La trashumancia nihilista lleva a Florent al castillo de Olonde (Normandía), propiedad de un amigo de la universidad. Aymeric d'Harcourt es el señor local, último representante de una aristocracia terrateniente empobrecida ¿Hay un personaje más encantador en una novela europea que un noble decadente? La esposa de Aymeric lo ha abandonado, casi no ve a sus hijas; es un idealista, productor rural de la vieja escuela, comprometido con la causa de los ganaderos normandos. La región está en llamas por el descenso del precio de la leche. Las bancarrotas, a la orden de día. Hay piquetes con campesinos armados y lockout patronal. A las multinacionales no les importa: traen la leche de Irlanda o Polonia. La resistencia concluye con derramamiento de sangre
Houllebecq une puntos. Francia está condenada "en la batalla de la producción mundial". El cordón ideológico es demasiado fuerte y el número de agricultores aún demasiado alto para la Unión Europea por lo que el declive está asegurado.
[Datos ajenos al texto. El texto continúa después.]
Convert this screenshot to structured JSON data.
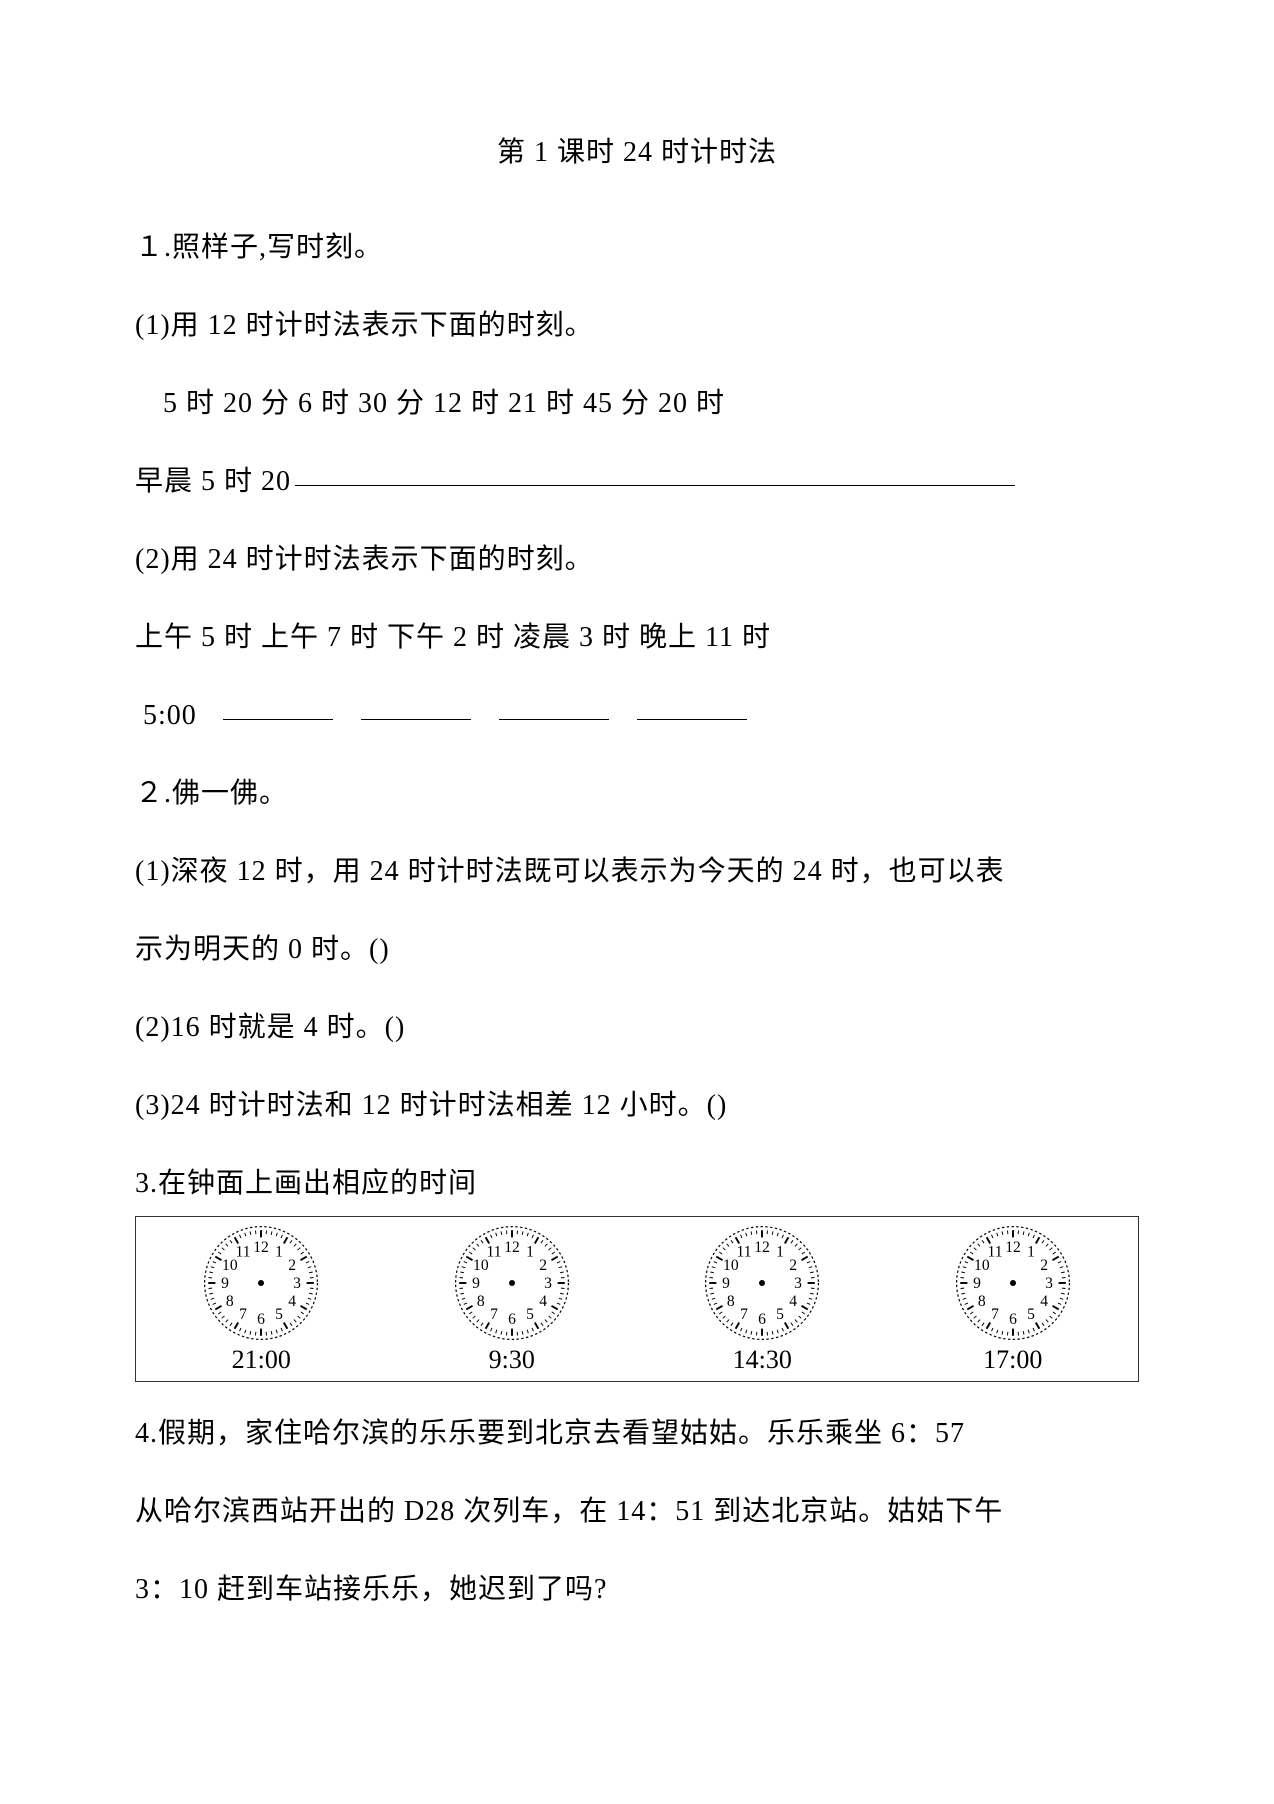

Como dijimos más arriba, para el prolífico literato francés el librecambismo es devastador como una enfermedad letal.
Página doscientos dos:
"...Reflexionando sobre mi pasado profesional, sobre mis años de vida laboral, me daba cuenta que, en efecto, había tropezado con muchas y extrañas supersticiones de casta. Mis interlocutores no luchaban por sus intereses, ni supuestamente por los intereses que defendían, habría sido un error creerlo: luchaban por unas ideas; durante años me había enfrentado a personas dispuestas a morir por la libertad de comercio".
¿OCCIDENTE CONDENADO?
Como en otras de sus novelas (1), Houllebecq expresa su pesar por el suicidio de Occidente. Es el horror de un mundo sin Dios, sin amor conyugal, sin familia, sin esas estructuras económicas y sociales que permitían en la Patria de antaño "el ascensor social". Ciertos hechos recientes, parecen darle la razón a este gran azote de la corrección política cuando establece que el siglo XXI "es el siglo de más de Occidente".
En la página 130, establece el vate:
"...una civilización muere simplemente por hastío, por asco de sí misma, que podía proponerme la socialdemocracia, es evidente que nada, solo una perpetuación de la carencia, una invitación al olvido".
Pero hay una salida, aunque individual. "El mundo exterior es duro, implacable con los débiles, no cumple nunca con sus promesas y el amor sigue siendo en lo único que, quizás, todavía se puede tener fe".
El tercer gran tema del libro, en efecto, es el amor frustrado entre Florent y Camille. Por una estúpida infidelidad, el hombre perdió a la mujer de su vida y nunca tuvo la valentía de, al menos, intentar recuperarla. Debió arrastrarse de rodillas hasta que lo perdonara. Nunca volvió a ser feliz y la ruina fue la consecuencia de aquella decepción.
El mensaje axiológico de la novela es conmovedor: el amor (ese que nos oprime el pecho) es un mensaje de Dios, que siempre piensa en nosotros. El libre albedrío determina si aprovechamos o no esa oportunidad (a veces única) que se nos concede para hacer tolerable el paso por el valle de lágrimas.
Como se ve, el gran encanto de las novelas de Houllebecq es el mismo de los textos de Chesterton. Hay un bombardeo incesante de ideas originales, provocativas, contraculturales... (¡llega a reivindicar a Francisco Franco como el inventor del turismo de calidad!) Hemos sostenido más de una vez en este blog que se trata de un pensador imprescindible (2). Los mejores literatos, al fin y al cabo, son los que no temen ser odiados.